Now, why is this? You love your job. You were so proud when you first started. How did you go from excited to apprehensive? How can you find happiness at work again? How do you flip the switch from disengaged to engaged?


Professor Lyubomirsky posits that humans are remarkably adapt at getting used to any positive changes in their lives, a phenomenon she calls “hedonic adaptation”. Read more here – This builds on the theory developed in the 1970s, where many scientists thought that everyone has a happiness baseline – which they always return to – despite life’s ups and downs. This is called “set point theory”. Perhaps, you’re starting to get a feel for where this piece is going. So, what has this got to do with why you went from excited about work to apprehensive? From engaged to disengaged?

Nir Eyal recently wrote an article on LinkedIn where he alludes to this as he discusses if Clubhouse the drop-in audio chat app will become a habit or a Has-Been in his exploration of Variable Rewards. Variable rewards are the rocket fuel that power engagement. So, at first when you got your job, you hit a positive high which slowly dropped to baseline as you got used to the demands of the job, your colleagues and the perks (variable reward). Overtime, this baseline dropped as the variable rewards got predictable leading to routine, your basic needs changed, but your job didn’t, you grew in mastery(knowledge/skill), but your job specifications didn’t get the memo, so, you’ve become bored, and it could also be that you feel a lack of voice and autonomy.


Creating Happiness At Work

First, do a self check in using the Happiness Framework – Basic Needs, Autonomy, Mastery and Inclusion = Meaning, Purpose, Positivity and Pleasure. This check up helps you identify what is lacking.

Next, Here are things you can do before considering quitting.

  • Issue Sell – Find, Identify and Align yourself with ambassadors who will promote your cause to those with the wherewithal to effect the changes you want.

  • Framing – Study the personality, behaviour and language of those you need to effect the changes you are after. What are their priorities? What is their mindset? What are their triggers or motivators? Frame your cause to reflect this. This way you get their attention quicker and your language does the convincing for you.

  • Socialising / Networking – Find those whose skills and positions complements yours, but have more influence than you do. Remember, your network is your net worth. Your network can make or break you.

  • Job Crafting – Take intentional and proactive steps to redesign how we work, our relationships and most importantly how we think of what we do. Find a purpose (what’s your purpose) and align your job to it, so it reflects this. For example, if you’re wanting to provide more support to others, you can consider training in mental health, mentorship or volunteering as an extension of what you do.

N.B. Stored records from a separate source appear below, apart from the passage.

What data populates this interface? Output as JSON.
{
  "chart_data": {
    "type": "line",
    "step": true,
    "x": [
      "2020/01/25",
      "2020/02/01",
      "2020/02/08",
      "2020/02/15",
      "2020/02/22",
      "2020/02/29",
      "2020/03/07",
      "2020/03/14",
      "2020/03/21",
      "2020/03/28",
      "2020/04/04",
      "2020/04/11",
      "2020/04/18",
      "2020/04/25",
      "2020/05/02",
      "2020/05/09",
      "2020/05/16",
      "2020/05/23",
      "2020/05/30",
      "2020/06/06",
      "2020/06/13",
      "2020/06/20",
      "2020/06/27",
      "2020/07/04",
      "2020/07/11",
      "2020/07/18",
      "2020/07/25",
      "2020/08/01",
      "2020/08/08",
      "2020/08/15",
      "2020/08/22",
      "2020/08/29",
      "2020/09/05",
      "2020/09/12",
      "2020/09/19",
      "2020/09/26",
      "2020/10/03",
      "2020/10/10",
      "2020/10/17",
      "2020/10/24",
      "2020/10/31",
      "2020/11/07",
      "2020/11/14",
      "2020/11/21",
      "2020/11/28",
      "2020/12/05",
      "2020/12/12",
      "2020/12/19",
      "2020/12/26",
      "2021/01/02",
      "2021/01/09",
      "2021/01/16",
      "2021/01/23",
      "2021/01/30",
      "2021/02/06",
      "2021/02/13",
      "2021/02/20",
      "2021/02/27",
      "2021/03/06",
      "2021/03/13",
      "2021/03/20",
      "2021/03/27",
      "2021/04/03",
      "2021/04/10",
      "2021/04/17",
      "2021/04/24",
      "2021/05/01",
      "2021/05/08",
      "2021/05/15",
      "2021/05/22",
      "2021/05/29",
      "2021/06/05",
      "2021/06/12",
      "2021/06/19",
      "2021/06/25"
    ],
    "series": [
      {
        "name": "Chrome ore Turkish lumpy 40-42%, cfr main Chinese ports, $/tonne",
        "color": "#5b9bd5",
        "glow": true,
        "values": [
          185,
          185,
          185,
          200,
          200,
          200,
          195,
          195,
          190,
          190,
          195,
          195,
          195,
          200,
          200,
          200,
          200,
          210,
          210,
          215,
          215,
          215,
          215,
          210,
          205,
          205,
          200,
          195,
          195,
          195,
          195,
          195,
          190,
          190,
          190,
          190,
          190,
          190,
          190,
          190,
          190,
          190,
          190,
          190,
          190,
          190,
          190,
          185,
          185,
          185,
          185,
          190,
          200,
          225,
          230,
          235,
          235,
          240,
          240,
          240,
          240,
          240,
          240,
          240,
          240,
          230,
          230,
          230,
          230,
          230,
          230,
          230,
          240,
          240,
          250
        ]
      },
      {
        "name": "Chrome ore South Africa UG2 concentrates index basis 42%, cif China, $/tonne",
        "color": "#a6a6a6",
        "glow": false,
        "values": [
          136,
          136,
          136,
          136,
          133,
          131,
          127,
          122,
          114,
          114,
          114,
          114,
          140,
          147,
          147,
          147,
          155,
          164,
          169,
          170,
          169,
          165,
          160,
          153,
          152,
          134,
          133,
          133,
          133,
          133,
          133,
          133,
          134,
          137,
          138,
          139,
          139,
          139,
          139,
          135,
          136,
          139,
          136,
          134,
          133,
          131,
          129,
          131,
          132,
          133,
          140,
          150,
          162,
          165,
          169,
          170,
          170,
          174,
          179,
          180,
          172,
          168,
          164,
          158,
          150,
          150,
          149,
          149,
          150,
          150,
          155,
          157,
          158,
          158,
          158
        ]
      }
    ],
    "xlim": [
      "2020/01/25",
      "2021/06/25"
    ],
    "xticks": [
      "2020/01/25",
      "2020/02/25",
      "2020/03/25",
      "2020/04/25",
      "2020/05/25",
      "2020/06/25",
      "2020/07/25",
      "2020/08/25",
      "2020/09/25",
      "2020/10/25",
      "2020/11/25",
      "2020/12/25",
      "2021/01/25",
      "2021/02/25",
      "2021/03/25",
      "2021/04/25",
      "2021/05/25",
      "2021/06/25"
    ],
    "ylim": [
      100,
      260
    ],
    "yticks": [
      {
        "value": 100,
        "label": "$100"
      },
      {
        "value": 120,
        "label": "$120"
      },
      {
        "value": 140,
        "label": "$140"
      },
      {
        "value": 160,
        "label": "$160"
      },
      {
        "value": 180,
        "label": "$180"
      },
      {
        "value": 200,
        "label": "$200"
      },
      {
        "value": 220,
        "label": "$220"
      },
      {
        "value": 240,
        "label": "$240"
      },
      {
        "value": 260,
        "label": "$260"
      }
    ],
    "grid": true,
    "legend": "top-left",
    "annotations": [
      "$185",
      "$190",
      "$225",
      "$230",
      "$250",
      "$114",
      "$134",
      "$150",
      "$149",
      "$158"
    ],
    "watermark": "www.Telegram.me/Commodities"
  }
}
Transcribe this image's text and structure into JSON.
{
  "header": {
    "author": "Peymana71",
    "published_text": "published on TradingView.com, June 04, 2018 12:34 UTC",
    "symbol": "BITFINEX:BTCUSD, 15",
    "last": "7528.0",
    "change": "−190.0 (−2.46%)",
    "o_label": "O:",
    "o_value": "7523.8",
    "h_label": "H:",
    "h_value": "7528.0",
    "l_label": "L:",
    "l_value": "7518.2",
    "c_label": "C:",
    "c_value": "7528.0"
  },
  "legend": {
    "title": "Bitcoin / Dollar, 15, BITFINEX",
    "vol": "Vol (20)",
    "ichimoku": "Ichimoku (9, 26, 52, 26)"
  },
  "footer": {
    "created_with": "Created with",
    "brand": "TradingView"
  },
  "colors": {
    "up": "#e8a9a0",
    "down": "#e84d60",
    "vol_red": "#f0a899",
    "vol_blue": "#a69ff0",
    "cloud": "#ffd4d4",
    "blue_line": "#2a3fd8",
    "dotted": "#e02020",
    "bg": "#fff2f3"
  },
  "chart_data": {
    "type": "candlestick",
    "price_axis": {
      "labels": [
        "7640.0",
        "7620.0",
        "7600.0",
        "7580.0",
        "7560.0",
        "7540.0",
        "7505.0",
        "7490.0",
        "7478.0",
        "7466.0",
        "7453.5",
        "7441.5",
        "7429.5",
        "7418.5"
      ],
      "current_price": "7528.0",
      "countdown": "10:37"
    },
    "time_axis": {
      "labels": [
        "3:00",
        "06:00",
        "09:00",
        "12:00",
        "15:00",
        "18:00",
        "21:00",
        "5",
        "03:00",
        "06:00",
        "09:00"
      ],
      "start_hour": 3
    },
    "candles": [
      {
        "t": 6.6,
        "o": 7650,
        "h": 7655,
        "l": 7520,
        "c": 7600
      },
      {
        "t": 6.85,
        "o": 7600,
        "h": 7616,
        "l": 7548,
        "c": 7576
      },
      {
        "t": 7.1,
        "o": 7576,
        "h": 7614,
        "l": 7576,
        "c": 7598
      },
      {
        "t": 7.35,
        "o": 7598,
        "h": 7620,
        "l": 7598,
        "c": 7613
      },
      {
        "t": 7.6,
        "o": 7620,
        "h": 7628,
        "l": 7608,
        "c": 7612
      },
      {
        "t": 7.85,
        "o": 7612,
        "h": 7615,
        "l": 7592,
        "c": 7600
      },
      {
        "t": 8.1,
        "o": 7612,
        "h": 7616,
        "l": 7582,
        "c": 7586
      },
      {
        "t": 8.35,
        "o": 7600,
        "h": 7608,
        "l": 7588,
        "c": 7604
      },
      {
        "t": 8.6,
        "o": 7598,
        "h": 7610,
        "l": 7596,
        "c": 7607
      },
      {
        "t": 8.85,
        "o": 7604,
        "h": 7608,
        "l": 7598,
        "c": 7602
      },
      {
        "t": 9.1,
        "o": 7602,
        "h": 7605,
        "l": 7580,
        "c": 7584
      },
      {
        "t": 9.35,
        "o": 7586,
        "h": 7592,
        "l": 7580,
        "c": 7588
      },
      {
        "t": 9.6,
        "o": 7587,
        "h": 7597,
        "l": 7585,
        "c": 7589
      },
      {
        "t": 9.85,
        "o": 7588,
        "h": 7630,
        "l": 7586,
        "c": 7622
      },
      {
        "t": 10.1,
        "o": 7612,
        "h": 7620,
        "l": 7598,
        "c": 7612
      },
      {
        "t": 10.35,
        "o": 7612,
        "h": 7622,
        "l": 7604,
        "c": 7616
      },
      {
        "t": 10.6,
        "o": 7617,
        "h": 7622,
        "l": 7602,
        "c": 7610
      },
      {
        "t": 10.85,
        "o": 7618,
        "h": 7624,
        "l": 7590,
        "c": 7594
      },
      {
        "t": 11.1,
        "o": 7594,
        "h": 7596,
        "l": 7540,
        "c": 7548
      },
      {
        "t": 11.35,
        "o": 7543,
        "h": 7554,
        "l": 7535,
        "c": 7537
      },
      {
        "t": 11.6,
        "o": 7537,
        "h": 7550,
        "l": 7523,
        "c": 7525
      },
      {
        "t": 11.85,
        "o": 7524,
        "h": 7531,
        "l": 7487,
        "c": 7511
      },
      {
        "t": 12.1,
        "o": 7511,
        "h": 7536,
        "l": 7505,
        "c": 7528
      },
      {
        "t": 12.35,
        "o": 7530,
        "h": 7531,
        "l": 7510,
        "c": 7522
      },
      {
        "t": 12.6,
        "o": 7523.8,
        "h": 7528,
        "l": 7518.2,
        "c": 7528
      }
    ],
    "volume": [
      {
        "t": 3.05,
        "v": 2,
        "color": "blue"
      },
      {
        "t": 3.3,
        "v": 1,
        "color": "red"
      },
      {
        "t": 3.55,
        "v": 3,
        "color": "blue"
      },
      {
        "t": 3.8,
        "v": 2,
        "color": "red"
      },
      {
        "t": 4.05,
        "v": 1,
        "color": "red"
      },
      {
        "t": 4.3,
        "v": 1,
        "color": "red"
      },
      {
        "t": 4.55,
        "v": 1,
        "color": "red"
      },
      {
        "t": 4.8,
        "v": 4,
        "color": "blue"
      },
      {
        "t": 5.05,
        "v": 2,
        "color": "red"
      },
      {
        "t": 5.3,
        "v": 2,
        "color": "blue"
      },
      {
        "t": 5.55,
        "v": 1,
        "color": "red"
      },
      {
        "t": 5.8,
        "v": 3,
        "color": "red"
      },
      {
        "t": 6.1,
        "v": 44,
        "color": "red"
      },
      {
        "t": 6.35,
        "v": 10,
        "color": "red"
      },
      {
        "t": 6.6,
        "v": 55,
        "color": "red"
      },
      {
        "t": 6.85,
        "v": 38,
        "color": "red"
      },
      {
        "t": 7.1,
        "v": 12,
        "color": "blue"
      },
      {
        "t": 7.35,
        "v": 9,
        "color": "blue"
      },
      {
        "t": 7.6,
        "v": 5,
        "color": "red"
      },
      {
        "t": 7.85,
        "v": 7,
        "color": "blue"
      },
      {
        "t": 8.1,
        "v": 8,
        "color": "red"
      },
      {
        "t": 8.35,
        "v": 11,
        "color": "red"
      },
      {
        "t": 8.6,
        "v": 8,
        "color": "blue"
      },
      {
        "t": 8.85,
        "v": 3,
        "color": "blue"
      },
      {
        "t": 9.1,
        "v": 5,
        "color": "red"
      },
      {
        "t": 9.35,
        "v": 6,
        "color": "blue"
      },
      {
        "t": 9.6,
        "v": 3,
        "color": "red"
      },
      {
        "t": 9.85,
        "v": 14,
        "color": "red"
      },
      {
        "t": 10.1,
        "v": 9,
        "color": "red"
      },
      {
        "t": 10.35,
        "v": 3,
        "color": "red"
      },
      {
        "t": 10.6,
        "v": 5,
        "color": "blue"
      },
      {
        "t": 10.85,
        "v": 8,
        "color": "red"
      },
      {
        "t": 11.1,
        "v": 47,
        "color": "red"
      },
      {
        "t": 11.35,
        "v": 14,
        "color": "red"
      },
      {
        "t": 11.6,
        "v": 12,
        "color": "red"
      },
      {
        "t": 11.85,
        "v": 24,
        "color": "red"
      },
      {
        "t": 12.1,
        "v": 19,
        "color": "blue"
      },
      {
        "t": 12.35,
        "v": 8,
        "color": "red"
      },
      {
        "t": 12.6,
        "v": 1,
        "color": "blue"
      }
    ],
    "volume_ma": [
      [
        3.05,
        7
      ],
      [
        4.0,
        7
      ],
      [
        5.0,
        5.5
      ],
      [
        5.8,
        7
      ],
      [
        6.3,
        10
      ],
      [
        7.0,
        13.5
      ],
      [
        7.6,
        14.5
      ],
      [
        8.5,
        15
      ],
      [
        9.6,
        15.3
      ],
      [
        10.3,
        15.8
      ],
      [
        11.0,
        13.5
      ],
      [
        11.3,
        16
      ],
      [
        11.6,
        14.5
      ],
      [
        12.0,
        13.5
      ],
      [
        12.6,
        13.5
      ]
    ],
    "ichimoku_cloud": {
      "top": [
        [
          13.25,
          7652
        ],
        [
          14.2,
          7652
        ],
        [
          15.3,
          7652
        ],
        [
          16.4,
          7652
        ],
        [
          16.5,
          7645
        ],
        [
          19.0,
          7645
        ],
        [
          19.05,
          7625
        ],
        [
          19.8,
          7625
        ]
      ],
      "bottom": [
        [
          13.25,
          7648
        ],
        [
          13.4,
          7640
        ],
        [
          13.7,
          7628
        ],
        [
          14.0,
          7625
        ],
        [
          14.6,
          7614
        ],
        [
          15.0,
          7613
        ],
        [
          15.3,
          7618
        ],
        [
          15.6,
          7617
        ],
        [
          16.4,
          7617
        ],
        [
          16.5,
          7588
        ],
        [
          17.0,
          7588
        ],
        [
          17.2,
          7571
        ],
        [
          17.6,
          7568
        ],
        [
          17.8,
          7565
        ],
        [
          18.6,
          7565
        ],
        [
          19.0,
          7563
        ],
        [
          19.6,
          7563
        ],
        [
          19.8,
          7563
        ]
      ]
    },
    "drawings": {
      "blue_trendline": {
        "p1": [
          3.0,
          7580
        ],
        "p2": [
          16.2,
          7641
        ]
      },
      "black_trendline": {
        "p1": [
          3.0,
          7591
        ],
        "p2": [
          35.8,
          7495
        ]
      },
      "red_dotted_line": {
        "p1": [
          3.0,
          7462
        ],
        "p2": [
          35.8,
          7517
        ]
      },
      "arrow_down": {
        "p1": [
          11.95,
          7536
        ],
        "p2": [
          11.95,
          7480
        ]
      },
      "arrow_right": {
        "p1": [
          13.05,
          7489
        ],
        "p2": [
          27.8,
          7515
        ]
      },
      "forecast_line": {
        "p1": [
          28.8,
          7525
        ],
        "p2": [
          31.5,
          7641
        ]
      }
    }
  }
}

Are you a leader wondering how to boost your peoples’ engagement and happiness at work? Start with the culture of your organisation. Are your people psychologically and physically safe? Do they have Voice? Do they have Autonomy? Do you provide Learning and Development opportunities for everyone? Do you challenge them? Do you understand your peoples’ personalities and behavioural types? Their pain points? Do you have a wellbeing strategy? These are salient questions to examine as the response gives you your answer.